American Sign Language pioneer Robert Panara remembered
The William Woods American Sign Language bachelors program remembers deaf education pioneer Robert Panara for all that he has done in the world of deaf education, literature and American Sign Language interpreting.
Panara was a trailblazer in the world of poetry, literature and deaf education. Spinal meningitis left him deaf at age ten. He grew up in a time where American discourse on educating and integrating the deaf wasn’t optimistic. His parents tried everything – even meeting Babe Ruth, thinking the shock would work as a method— to get his hearing back. Panara did not experience sign language until age 19, when he entered his first deaf classroom. There, he was determined to learn the language.
Panara was an advocate involved in the work for a fully integrated education system for the Deaf. He would graduate from Gallaudet College, the first deaf college to be allowed to grant degrees. He then went on to become the first deaf person to receive a masters degree from New York University where he studied English.
Mr. Panara helped found the National Technical Institute for the Deaf at the Rochester Institute of Technology in 1967, the first technical college for the Deaf. Panara has written books and literature that has helped bridge the gap between the hearing and Deaf.

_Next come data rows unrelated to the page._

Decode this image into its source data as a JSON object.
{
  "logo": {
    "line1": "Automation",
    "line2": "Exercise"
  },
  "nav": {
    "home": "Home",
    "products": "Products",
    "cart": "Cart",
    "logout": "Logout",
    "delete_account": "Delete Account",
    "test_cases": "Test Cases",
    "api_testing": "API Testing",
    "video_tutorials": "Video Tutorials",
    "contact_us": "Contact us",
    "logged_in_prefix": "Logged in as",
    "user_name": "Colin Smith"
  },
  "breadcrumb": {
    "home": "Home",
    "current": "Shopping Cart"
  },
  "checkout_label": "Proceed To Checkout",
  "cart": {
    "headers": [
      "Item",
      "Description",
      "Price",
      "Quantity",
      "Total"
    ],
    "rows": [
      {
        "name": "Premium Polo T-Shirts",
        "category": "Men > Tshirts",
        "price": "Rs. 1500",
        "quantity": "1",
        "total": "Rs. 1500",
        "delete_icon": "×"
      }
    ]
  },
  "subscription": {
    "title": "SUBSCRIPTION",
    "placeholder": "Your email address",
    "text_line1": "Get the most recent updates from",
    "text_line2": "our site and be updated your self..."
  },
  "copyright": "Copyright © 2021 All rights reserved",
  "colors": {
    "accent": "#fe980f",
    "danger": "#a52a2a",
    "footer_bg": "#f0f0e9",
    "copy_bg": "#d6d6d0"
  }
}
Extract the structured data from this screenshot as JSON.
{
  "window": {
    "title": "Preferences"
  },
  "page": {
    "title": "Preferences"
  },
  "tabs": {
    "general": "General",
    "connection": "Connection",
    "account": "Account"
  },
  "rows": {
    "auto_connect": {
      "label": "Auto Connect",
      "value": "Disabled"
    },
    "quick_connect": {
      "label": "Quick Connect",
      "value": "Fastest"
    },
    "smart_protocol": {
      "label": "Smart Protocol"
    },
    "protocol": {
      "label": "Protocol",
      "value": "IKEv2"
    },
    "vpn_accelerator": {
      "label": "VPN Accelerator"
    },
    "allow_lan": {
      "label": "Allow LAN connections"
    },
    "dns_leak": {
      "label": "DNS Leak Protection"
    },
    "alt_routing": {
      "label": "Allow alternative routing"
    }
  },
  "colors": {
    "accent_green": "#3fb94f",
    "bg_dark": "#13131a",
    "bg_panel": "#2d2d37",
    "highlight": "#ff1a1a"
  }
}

Today there are over 120,000 deaf students in college in America and American Sign Language is offered at nearly every institution.
He died on July 20 at age 94.
My ears are deaf, and yet I seem to hear
Sweet nature’s music and the songs of man,
For I have learned from Fancy’s artisan
How written words can thrill the inner ear
Just as they move the heart, and so for me
They also seem to ring out loud and free.”